@Xenia
Read your own post, then think about why so many people inside the US and UK are apoplectic at the actions of two States you believe should be perceived as 'beacons of hope and freedom'. That's the ideal, the picture postcard version, but its' evidently not the reality for huge swathes of both populations.
The athlete who lost his job and was vetoed by his entire sport for kneeling during the national anthem is the perfect example of this. Even the President chipped in to berate him for disrespecting the flag. The athlete himself replied that on the contrary, he was an unashamed patriot, loved his country, and the notion of the original constitution of fairness and equality for all. His kneeling protest wasn't an act of hate against either the flag or the nation itself, but a protest at how utterly unrecognisable from that original version on the US, as described in the constitution, his country has actually become. How on earth is it reasonable to expect a black man to stand and venerate an anthem that declares 'home of the free' when the apparatus of state is openly racist and persecutes black americans? For them, it's anything but the 'land of the free'.

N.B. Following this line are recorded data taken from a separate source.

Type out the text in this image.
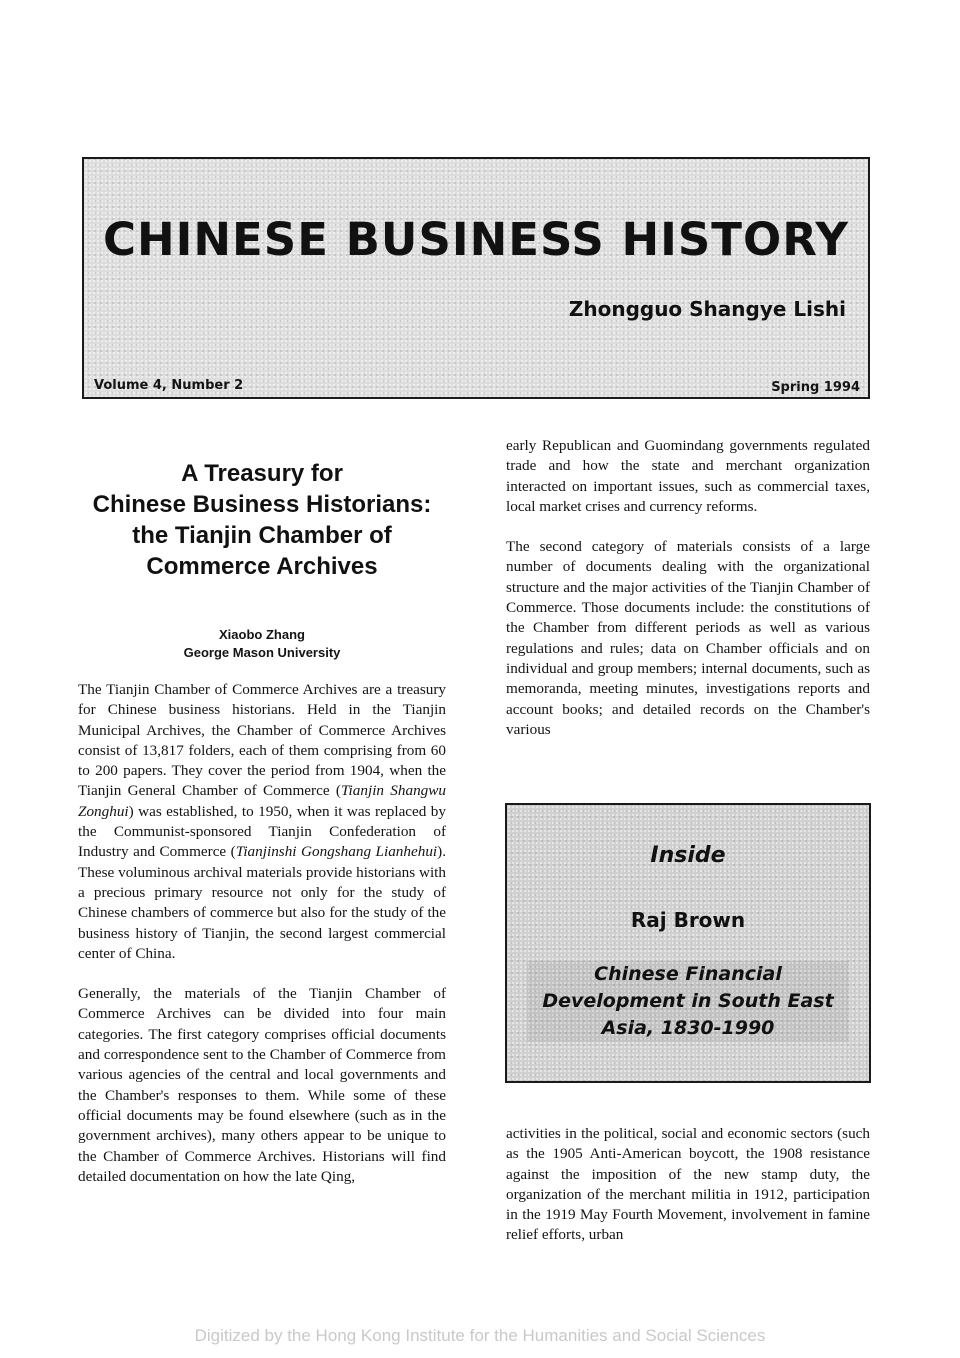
CHINESE BUSINESS HISTORY
Zhongguo Shangye Lishi
Volume 4, Number 2	Spring 1994
A Treasury for
Chinese Business Historians:
the Tianjin Chamber of
Commerce Archives
Xiaobo Zhang
George Mason University

The Tianjin Chamber of Commerce Archives are a treasury for Chinese business historians. Held in the Tianjin Municipal Archives, the Chamber of Commerce Archives consist of 13,817 folders, each of them comprising from 60 to 200 papers. They cover the period from 1904, when the Tianjin General Chamber of Commerce (Tianjin Shangwu Zonghui) was established, to 1950, when it was replaced by the Communist-sponsored Tianjin Confederation of Industry and Commerce (Tianjinshi Gongshang Lianhehui). These voluminous archival materials provide historians with a precious primary resource not only for the study of Chinese chambers of commerce but also for the study of the business history of Tianjin, the second largest commercial center of China.

Generally, the materials of the Tianjin Chamber of Commerce Archives can be divided into four main categories. The first category comprises official documents and correspondence sent to the Chamber of Commerce from various agencies of the central and local governments and the Chamber's responses to them. While some of these official documents may be found elsewhere (such as in the government archives), many others appear to be unique to the Chamber of Commerce Archives. Historians will find detailed documentation on how the late Qing,

early Republican and Guomindang governments regulated trade and how the state and merchant organization interacted on important issues, such as commercial taxes, local market crises and currency reforms.

The second category of materials consists of a large number of documents dealing with the organizational structure and the major activities of the Tianjin Chamber of Commerce. Those documents include: the constitutions of the Chamber from different periods as well as various regulations and rules; data on Chamber officials and on individual and group members; internal documents, such as memoranda, meeting minutes, investigations reports and account books; and detailed records on the Chamber's various

Inside
Raj Brown
Chinese Financial
Development in South East
Asia, 1830-1990

activities in the political, social and economic sectors (such as the 1905 Anti-American boycott, the 1908 resistance against the imposition of the new stamp duty, the organization of the merchant militia in 1912, participation in the 1919 May Fourth Movement, involvement in famine relief efforts, urban

Digitized by the Hong Kong Institute for the Humanities and Social Sciences
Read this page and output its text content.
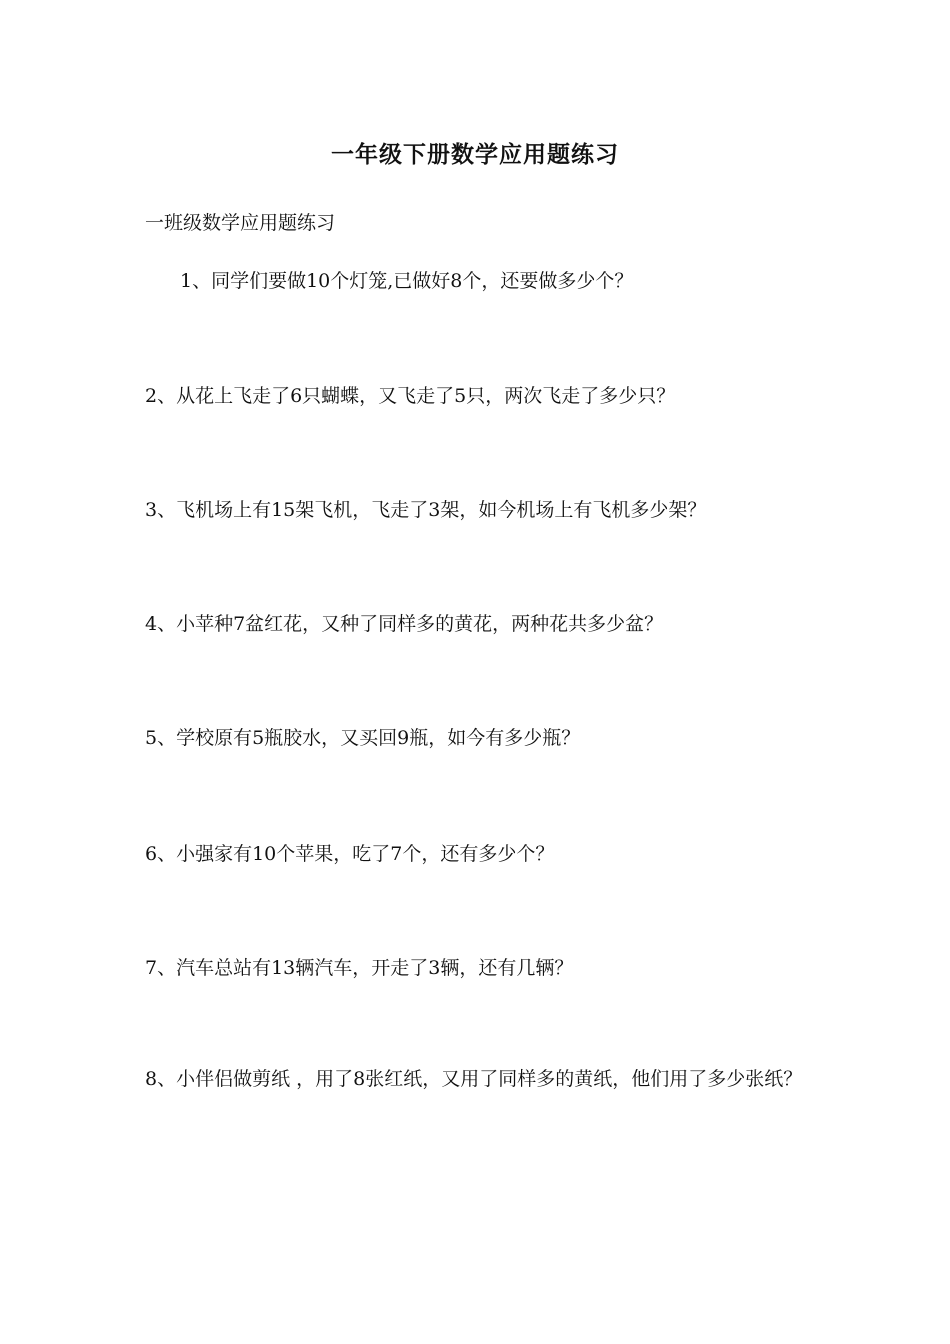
一年级下册数学应用题练习
一班级数学应用题练习
1、同学们要做10个灯笼,已做好8个，还要做多少个？
2、从花上飞走了6只蝴蝶，又飞走了5只，两次飞走了多少只？
3、飞机场上有15架飞机，飞走了3架，如今机场上有飞机多少架？
4、小苹种7盆红花，又种了同样多的黄花，两种花共多少盆？
5、学校原有5瓶胶水，又买回9瓶，如今有多少瓶？
6、小强家有10个苹果，吃了7个，还有多少个？
7、汽车总站有13辆汽车，开走了3辆，还有几辆？
8、小伴侣做剪纸 ，用了8张红纸，又用了同样多的黄纸，他们用了多少张纸？
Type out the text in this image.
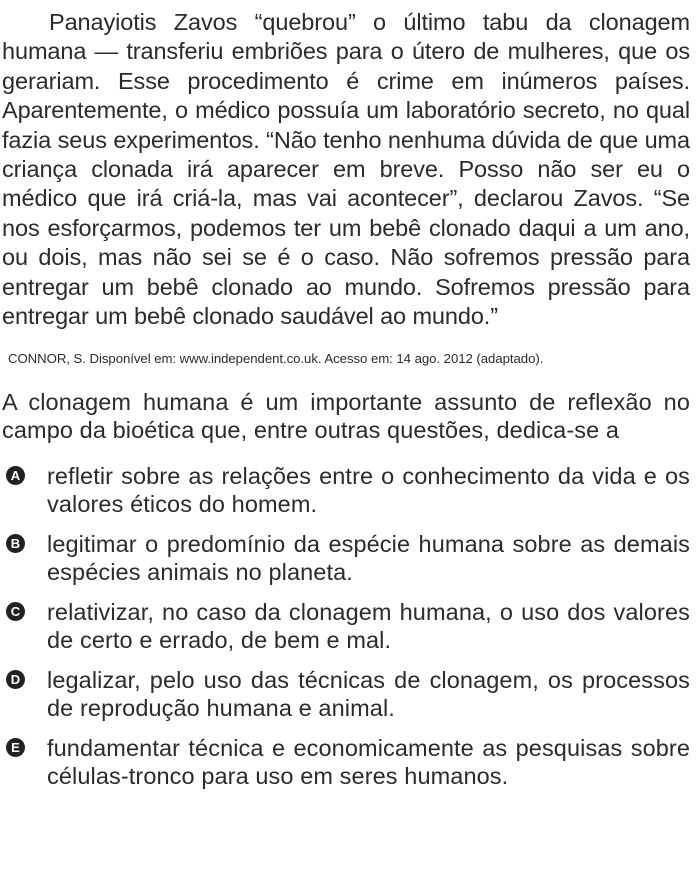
Panayiotis Zavos “quebrou” o último tabu da clonagem humana — transferiu embriões para o útero de mulheres, que os gerariam. Esse procedimento é crime em inúmeros países. Aparentemente, o médico possuía um laboratório secreto, no qual fazia seus experimentos. “Não tenho nenhuma dúvida de que uma criança clonada irá aparecer em breve. Posso não ser eu o médico que irá criá-la, mas vai acontecer”, declarou Zavos. “Se nos esforçarmos, podemos ter um bebê clonado daqui a um ano, ou dois, mas não sei se é o caso. Não sofremos pressão para entregar um bebê clonado ao mundo. Sofremos pressão para entregar um bebê clonado saudável ao mundo.”

CONNOR, S. Disponível em: www.independent.co.uk. Acesso em: 14 ago. 2012 (adaptado).

A clonagem humana é um importante assunto de reflexão no campo da bioética que, entre outras questões, dedica-se a

A refletir sobre as relações entre o conhecimento da vida e os valores éticos do homem.
B legitimar o predomínio da espécie humana sobre as demais espécies animais no planeta.
C relativizar, no caso da clonagem humana, o uso dos valores de certo e errado, de bem e mal.
D legalizar, pelo uso das técnicas de clonagem, os processos de reprodução humana e animal.
E fundamentar técnica e economicamente as pesquisas sobre células-tronco para uso em seres humanos.
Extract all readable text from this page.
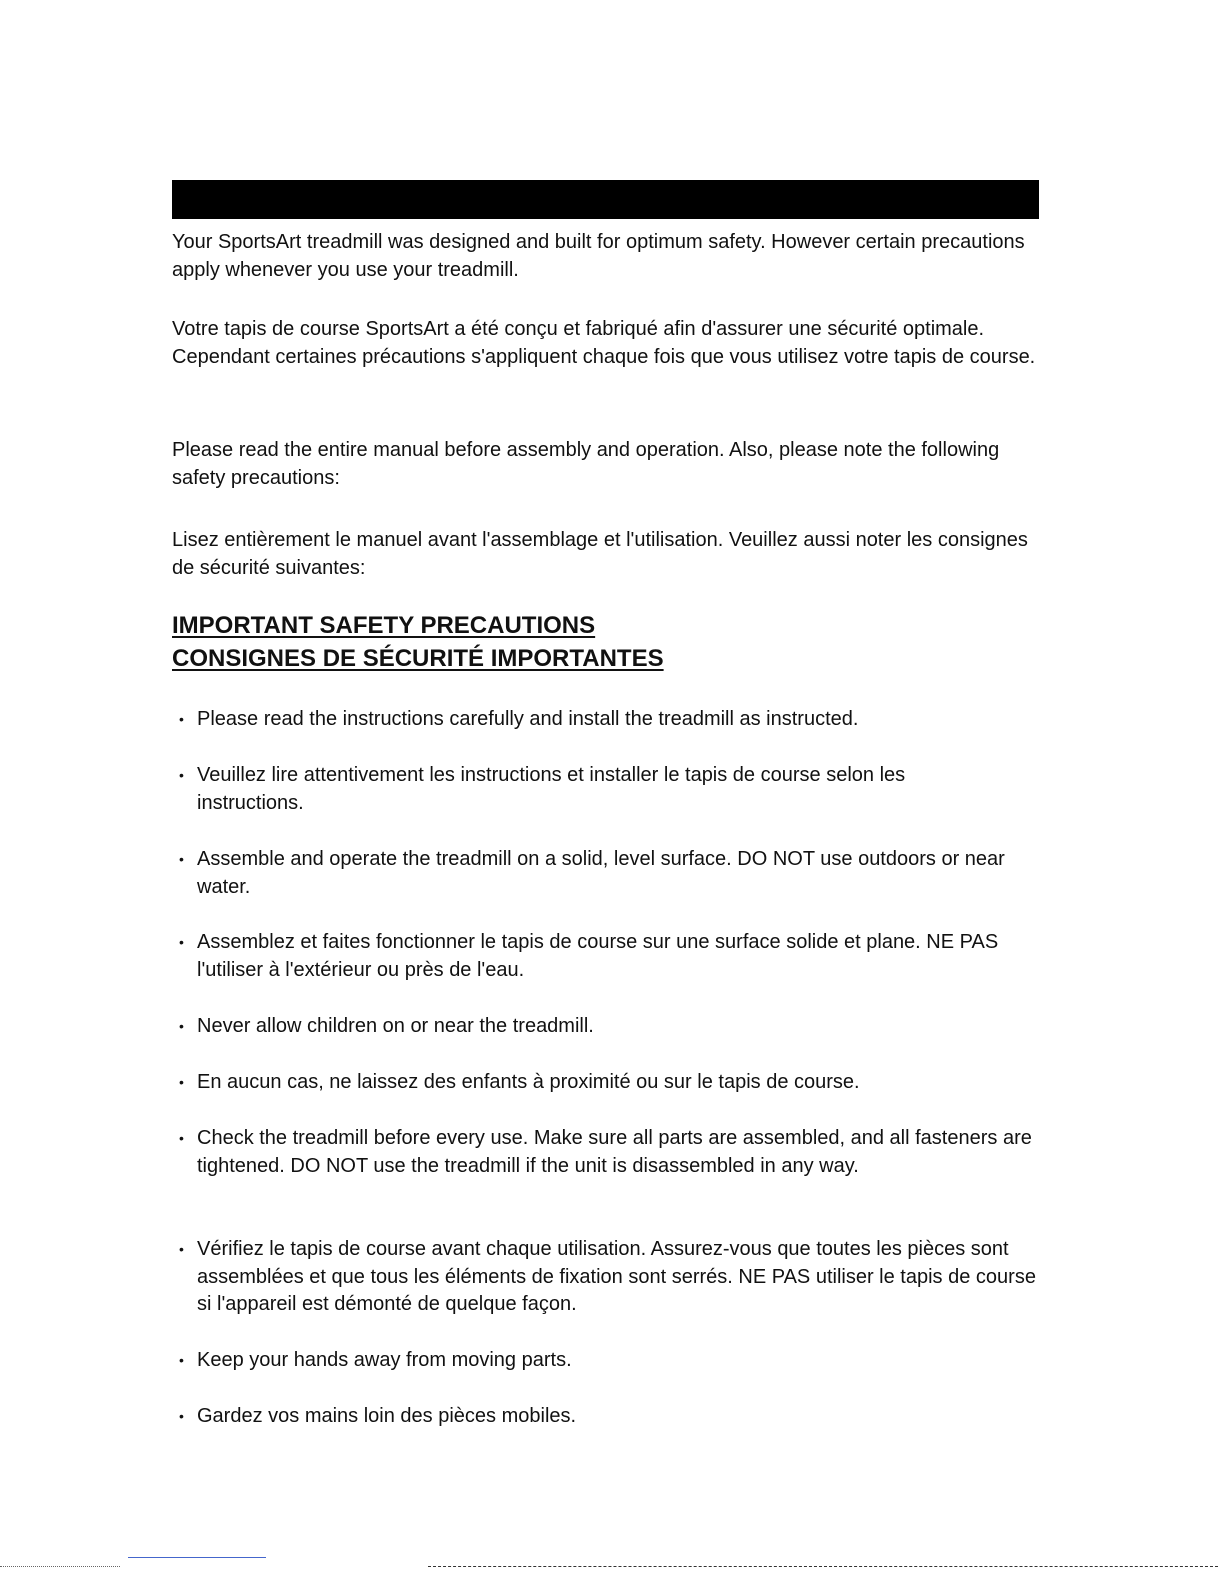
Your SportsArt treadmill was designed and built for optimum safety. However certain precautions apply whenever you use your treadmill.

Votre tapis de course SportsArt a été conçu et fabriqué afin d'assurer une sécurité optimale. Cependant certaines précautions s'appliquent chaque fois que vous utilisez votre tapis de course.

Please read the entire manual before assembly and operation. Also, please note the following safety precautions:

Lisez entièrement le manuel avant l'assemblage et l'utilisation. Veuillez aussi noter les consignes de sécurité suivantes:

IMPORTANT SAFETY PRECAUTIONS
CONSIGNES DE SÉCURITÉ IMPORTANTES
• Please read the instructions carefully and install the treadmill as instructed.
• Veuillez lire attentivement les instructions et installer le tapis de course selon les instructions.
• Assemble and operate the treadmill on a solid, level surface. DO NOT use outdoors or near water.
• Assemblez et faites fonctionner le tapis de course sur une surface solide et plane. NE PAS l'utiliser à l'extérieur ou près de l'eau.
• Never allow children on or near the treadmill.
• En aucun cas, ne laissez des enfants à proximité ou sur le tapis de course.
• Check the treadmill before every use. Make sure all parts are assembled, and all fasteners are tightened. DO NOT use the treadmill if the unit is disassembled in any way.
• Vérifiez le tapis de course avant chaque utilisation. Assurez-vous que toutes les pièces sont assemblées et que tous les éléments de fixation sont serrés. NE PAS utiliser le tapis de course si l'appareil est démonté de quelque façon.
• Keep your hands away from moving parts.
• Gardez vos mains loin des pièces mobiles.
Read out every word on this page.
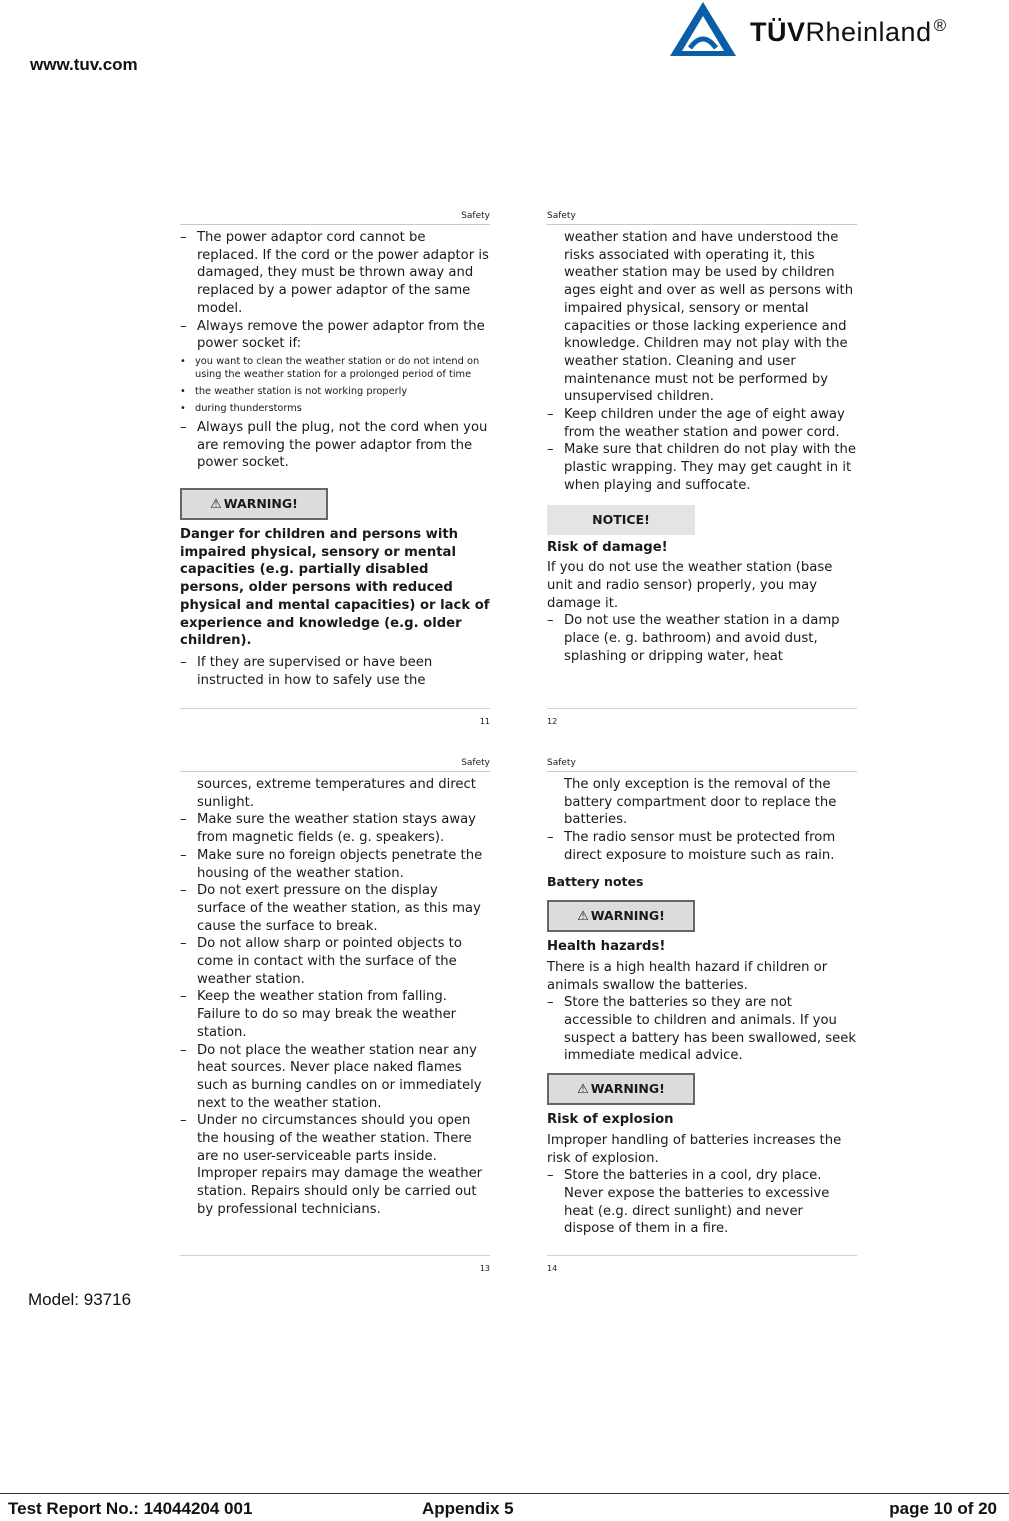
www.tuv.com
TÜVRheinland ®
Safety

– The power adaptor cord cannot be replaced. If the cord or the power adaptor is damaged, they must be thrown away and replaced by a power adaptor of the same model.

– Always remove the power adaptor from the power socket if:

• you want to clean the weather station or do not intend on using the weather station for a prolonged period of time

• the weather station is not working properly

• during thunderstorms

– Always pull the plug, not the cord when you are removing the power adaptor from the power socket.

⚠ WARNING!

Danger for children and persons with impaired physical, sensory or mental capacities (e.g. partially disabled persons, older persons with reduced physical and mental capacities) or lack of experience and knowledge (e.g. older children).

– If they are supervised or have been instructed in how to safely use the

11
Safety

weather station and have understood the risks associated with operating it, this weather station may be used by children ages eight and over as well as persons with impaired physical, sensory or mental capacities or those lacking experience and knowledge. Children may not play with the weather station. Cleaning and user maintenance must not be performed by unsupervised children.

– Keep children under the age of eight away from the weather station and power cord.

– Make sure that children do not play with the plastic wrapping. They may get caught in it when playing and suffocate.

NOTICE!

Risk of damage!

If you do not use the weather station (base unit and radio sensor) properly, you may damage it.

– Do not use the weather station in a damp place (e. g. bathroom) and avoid dust, splashing or dripping water, heat

12
Safety

sources, extreme temperatures and direct sunlight.

– Make sure the weather station stays away from magnetic fields (e. g. speakers).

– Make sure no foreign objects penetrate the housing of the weather station.

– Do not exert pressure on the display surface of the weather station, as this may cause the surface to break.

– Do not allow sharp or pointed objects to come in contact with the surface of the weather station.

– Keep the weather station from falling. Failure to do so may break the weather station.

– Do not place the weather station near any heat sources. Never place naked flames such as burning candles on or immediately next to the weather station.

– Under no circumstances should you open the housing of the weather station. There are no user-serviceable parts inside. Improper repairs may damage the weather station. Repairs should only be carried out by professional technicians.

13
Safety

The only exception is the removal of the battery compartment door to replace the batteries.

– The radio sensor must be protected from direct exposure to moisture such as rain.

Battery notes

⚠ WARNING!

Health hazards!

There is a high health hazard if children or animals swallow the batteries.

– Store the batteries so they are not accessible to children and animals. If you suspect a battery has been swallowed, seek immediate medical advice.

⚠ WARNING!

Risk of explosion

Improper handling of batteries increases the risk of explosion.

– Store the batteries in a cool, dry place. Never expose the batteries to excessive heat (e.g. direct sunlight) and never dispose of them in a fire.

14
Model: 93716
Test Report No.: 14044204 001	Appendix 5	page 10 of 20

And again, at the risk of repeating myself, the Soviet Union did everything the UK and the US did x10 insofar as defeating Naziism and Hitler goes. That victory in itself is no reason to laud or venerate the nations involved, being as they acted out of self-preservation and nothing else. We defended and fought for our existence in exactly the same way the Soviets did, yet nobody in the US or UK ever turns around and claims the Soviet Union was a beacon for freedom and hope. Nobody except delusional Communists anyway.
Is it right to be proud of standing up to Naziism? Of course it is, and it's to be celebrated and cheered forever more that they were defeated, but I'm sorry, the events of 70+ years ago say absolutely nothing about the merits, fairness, or value of the society we live in today.